Oireachtas Joint and Select Committees

Tuesday, 29 March 2022

Joint Oireachtas Committee on Climate Action

Energy Challenges: Discussion

Ms Aoife MacEvilly:

We can point to a few areas we are actively investigating, however. One of the areas comes under the REPowerEU statement from the European Commission. If there were opportunities to accelerate the processes around, for example, offshore wind or the deployment of infrastructure to cut down the timeframes for delivery, we would be completely supportive and would work towards them. While this is a non-exhaustive list because, as Mr. Gannon has said, we have not listed these measures, the demand side is very important to us. If we can do more on the demand side and do it quickly, that could have a very significant impact. This is a real opportunity to do so because offering opportunities to customers to shift demand towards lower-cost and greener times will help them to mitigate the impact of the cost increases that are coming down the track for those customers while also helping us to accelerate not just the deployment of renewable generation capacity, but the use of the capacity currently in place at times when we might otherwise be curtailing it. For example, if there are high wind speeds at off-peak times, we might be paying renewable energy generators to turn their output down when we should actually be paying customers to turn their immersion heaters on or run their dishwashers at those times. Those are the kinds of opportunities that present themselves.

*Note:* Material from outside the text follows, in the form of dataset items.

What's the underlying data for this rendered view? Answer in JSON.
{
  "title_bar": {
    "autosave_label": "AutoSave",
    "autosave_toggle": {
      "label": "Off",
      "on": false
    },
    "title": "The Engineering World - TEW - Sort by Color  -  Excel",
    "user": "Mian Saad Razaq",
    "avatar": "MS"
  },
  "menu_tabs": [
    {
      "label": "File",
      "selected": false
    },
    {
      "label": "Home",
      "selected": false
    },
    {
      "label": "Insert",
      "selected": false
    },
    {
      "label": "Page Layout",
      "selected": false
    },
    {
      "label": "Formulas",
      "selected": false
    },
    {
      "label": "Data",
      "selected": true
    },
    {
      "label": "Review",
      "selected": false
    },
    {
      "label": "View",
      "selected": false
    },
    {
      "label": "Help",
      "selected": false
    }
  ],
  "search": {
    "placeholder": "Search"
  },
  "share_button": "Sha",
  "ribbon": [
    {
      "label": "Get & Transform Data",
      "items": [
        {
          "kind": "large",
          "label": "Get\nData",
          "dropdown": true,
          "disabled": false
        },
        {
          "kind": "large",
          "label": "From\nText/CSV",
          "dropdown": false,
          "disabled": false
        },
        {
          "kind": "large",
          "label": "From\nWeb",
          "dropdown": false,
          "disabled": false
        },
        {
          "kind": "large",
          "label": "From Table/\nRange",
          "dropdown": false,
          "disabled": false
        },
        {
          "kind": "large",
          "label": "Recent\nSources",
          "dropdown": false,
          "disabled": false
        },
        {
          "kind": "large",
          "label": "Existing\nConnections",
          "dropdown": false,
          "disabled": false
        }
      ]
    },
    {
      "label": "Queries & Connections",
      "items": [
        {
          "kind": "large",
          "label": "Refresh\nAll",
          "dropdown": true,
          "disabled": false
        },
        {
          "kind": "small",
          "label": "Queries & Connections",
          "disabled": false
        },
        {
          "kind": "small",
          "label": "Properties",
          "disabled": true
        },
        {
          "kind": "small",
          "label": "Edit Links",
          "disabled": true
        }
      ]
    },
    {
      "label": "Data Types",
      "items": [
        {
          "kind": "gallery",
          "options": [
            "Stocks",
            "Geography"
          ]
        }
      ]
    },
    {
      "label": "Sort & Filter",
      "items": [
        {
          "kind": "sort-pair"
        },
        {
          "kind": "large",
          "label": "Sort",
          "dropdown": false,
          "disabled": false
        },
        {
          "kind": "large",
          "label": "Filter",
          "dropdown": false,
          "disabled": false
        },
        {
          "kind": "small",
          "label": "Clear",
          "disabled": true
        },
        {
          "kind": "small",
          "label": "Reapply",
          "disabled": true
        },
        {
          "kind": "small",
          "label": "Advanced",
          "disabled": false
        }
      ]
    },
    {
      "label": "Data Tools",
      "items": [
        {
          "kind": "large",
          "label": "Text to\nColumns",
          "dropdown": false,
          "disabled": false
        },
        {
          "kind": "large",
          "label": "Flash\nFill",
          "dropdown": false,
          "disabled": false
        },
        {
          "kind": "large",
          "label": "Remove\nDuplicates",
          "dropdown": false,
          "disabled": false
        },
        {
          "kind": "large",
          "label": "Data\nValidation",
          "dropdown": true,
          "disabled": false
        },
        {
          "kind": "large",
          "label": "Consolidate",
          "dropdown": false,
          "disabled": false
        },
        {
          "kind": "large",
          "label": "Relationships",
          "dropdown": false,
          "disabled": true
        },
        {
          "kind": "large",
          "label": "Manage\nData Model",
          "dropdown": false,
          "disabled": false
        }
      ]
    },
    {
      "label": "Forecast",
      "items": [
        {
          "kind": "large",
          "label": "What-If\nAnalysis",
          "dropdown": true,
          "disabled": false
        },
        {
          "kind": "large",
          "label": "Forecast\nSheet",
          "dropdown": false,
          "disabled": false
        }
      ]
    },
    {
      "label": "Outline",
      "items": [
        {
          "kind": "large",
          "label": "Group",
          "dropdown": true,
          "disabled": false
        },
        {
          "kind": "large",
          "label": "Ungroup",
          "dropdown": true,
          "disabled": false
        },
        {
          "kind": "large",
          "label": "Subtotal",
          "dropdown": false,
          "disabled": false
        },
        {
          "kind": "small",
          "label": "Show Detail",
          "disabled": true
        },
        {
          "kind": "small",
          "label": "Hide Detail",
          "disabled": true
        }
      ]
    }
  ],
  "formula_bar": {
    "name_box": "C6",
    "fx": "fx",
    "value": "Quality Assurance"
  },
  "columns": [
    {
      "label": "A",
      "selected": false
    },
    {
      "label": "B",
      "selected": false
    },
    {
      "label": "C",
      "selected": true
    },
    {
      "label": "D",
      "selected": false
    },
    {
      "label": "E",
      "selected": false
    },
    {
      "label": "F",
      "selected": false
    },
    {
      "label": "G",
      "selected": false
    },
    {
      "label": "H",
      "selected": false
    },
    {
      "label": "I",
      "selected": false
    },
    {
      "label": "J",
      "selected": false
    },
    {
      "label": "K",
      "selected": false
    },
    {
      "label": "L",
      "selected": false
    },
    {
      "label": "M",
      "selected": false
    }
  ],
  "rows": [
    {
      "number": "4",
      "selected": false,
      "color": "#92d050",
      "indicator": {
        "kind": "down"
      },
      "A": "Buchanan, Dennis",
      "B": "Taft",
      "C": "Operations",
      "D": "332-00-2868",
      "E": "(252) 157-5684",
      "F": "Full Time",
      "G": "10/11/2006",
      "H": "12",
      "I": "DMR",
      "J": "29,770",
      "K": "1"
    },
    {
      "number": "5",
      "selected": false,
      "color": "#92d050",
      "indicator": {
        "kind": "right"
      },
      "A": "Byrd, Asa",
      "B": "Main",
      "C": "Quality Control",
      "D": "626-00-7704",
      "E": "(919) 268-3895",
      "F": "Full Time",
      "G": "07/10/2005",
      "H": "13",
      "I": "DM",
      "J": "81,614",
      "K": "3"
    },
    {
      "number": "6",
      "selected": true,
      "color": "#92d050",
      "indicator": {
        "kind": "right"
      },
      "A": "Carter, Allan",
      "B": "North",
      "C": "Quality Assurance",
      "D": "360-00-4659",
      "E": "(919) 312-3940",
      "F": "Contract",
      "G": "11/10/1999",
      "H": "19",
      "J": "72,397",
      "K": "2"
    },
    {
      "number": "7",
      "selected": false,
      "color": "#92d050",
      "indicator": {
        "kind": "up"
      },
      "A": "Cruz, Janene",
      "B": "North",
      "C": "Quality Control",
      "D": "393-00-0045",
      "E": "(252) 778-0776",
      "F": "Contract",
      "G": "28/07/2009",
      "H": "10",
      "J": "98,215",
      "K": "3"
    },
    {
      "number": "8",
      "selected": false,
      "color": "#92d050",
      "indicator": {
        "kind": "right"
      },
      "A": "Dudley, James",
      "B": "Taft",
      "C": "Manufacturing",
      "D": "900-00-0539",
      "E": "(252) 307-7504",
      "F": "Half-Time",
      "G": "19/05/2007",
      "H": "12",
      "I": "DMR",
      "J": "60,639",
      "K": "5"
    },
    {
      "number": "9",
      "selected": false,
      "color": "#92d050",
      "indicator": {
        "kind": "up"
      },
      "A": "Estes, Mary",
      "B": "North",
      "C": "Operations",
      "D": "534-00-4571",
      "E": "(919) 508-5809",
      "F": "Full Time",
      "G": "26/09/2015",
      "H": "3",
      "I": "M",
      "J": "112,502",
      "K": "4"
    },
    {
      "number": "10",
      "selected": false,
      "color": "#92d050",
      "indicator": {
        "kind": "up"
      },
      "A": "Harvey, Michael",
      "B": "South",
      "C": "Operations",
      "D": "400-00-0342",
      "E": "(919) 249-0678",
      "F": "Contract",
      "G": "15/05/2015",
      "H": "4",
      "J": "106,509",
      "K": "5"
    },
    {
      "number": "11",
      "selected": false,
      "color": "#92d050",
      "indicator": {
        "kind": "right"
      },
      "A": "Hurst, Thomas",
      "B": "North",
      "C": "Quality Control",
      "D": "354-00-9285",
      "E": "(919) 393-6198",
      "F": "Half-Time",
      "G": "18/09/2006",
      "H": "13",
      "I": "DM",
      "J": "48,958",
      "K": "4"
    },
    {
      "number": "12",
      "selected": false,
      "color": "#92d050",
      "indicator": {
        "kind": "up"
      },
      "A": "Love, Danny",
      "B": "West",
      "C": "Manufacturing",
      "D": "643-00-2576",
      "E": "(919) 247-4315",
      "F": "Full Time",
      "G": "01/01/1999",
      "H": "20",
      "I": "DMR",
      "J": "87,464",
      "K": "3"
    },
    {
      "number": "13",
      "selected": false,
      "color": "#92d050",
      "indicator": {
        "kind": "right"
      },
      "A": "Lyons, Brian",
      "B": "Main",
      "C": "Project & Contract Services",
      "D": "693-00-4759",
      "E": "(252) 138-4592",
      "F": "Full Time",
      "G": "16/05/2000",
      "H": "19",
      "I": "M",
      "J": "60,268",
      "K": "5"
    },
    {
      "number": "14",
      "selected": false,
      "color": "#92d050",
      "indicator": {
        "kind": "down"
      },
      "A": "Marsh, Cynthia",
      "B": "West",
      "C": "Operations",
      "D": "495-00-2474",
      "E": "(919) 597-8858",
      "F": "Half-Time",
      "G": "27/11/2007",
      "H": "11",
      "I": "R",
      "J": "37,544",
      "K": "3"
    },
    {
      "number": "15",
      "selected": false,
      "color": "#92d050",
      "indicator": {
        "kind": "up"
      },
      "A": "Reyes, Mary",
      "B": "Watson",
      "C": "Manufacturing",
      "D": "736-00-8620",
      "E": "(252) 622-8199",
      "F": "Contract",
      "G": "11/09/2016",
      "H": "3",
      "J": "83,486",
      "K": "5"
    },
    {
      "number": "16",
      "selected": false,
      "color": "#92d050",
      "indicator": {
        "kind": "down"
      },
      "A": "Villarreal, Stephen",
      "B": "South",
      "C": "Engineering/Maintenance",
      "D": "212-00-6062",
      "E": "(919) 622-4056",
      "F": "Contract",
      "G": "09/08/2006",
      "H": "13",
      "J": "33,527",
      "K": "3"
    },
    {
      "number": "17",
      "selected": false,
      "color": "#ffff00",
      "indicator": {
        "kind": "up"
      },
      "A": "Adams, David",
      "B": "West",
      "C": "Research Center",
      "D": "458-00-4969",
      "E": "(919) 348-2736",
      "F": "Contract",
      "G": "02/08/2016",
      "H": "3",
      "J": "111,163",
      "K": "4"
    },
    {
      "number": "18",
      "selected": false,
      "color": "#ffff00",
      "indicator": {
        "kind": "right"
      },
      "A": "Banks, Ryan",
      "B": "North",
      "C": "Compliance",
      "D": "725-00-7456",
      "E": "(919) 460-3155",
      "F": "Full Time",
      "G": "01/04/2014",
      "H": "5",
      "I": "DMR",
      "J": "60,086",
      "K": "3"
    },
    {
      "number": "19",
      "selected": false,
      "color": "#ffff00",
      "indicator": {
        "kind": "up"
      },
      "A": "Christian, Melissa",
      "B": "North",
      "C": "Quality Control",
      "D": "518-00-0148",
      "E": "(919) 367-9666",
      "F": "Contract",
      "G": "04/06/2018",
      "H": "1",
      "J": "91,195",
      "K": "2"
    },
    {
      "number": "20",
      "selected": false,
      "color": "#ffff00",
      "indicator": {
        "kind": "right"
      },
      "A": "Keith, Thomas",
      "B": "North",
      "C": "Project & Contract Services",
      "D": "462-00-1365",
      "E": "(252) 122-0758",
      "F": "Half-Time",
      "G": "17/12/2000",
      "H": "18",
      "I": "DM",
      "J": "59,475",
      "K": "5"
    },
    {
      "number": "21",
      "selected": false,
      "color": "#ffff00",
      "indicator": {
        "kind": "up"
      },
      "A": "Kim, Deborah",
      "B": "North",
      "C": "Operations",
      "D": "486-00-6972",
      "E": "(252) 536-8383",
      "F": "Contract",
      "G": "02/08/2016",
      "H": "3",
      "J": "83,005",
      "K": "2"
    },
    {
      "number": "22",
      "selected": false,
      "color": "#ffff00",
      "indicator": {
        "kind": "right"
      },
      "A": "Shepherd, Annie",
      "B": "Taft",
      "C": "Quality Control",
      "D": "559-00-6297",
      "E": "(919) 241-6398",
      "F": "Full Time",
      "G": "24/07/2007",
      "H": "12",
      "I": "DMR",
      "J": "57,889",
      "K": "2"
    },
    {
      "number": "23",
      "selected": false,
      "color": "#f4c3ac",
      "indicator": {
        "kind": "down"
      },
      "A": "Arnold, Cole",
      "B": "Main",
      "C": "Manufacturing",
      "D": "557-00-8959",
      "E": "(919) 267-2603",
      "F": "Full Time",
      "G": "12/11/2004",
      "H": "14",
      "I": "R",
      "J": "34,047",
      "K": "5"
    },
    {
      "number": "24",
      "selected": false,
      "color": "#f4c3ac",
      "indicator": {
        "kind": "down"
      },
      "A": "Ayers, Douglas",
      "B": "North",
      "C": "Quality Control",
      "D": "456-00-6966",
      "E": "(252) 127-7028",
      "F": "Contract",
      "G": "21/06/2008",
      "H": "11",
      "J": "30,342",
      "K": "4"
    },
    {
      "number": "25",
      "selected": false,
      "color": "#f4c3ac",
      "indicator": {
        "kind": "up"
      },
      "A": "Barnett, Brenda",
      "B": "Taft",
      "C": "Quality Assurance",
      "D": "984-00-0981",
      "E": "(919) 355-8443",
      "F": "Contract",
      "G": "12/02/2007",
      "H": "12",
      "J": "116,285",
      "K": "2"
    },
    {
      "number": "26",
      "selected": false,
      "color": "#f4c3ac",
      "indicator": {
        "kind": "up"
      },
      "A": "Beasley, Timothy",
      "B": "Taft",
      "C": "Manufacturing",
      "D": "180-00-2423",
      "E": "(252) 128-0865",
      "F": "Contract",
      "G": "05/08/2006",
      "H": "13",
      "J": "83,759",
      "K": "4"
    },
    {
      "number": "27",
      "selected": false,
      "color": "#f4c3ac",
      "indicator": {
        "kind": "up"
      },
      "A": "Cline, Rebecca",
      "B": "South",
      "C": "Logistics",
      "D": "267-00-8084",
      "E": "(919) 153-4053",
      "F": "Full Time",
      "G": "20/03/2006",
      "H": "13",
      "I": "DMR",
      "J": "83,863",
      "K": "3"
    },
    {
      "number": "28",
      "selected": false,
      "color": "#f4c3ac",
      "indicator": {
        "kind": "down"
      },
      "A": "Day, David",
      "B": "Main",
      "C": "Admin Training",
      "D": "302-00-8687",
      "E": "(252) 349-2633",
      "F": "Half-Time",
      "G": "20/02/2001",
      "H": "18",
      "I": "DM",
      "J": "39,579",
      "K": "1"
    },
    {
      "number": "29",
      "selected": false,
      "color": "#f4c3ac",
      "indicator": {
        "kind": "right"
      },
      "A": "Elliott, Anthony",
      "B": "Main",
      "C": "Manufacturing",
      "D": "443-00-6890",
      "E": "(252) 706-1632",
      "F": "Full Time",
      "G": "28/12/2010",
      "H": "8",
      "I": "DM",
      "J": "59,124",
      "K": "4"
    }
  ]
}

As Mr. Gannon mentioned earlier, we are facing very significant costs arising from a lack of delivery of critical grid infrastructure. We need to prioritise some of the key projects that will unlock the value for Irish customers of delivering more from the existing renewables infrastructure we have to hand while also reducing the cost of constraining and curtailing renewable generation. These are not easy projects to deliver. I am referring to things such as the North-South interconnector and digging up a lot of Dublin to deliver enhanced infrastructure that would allow us to bring on offshore wind. We cannot provide for new demand or deliver new generation capacity in Dublin right now because the grid is so locked up. We need to fix that or costs will be increased, opportunities will be reduced and the deployment of infrastructure will be delayed. That is a non-exhaustive list but those are some of the areas we would prioritise.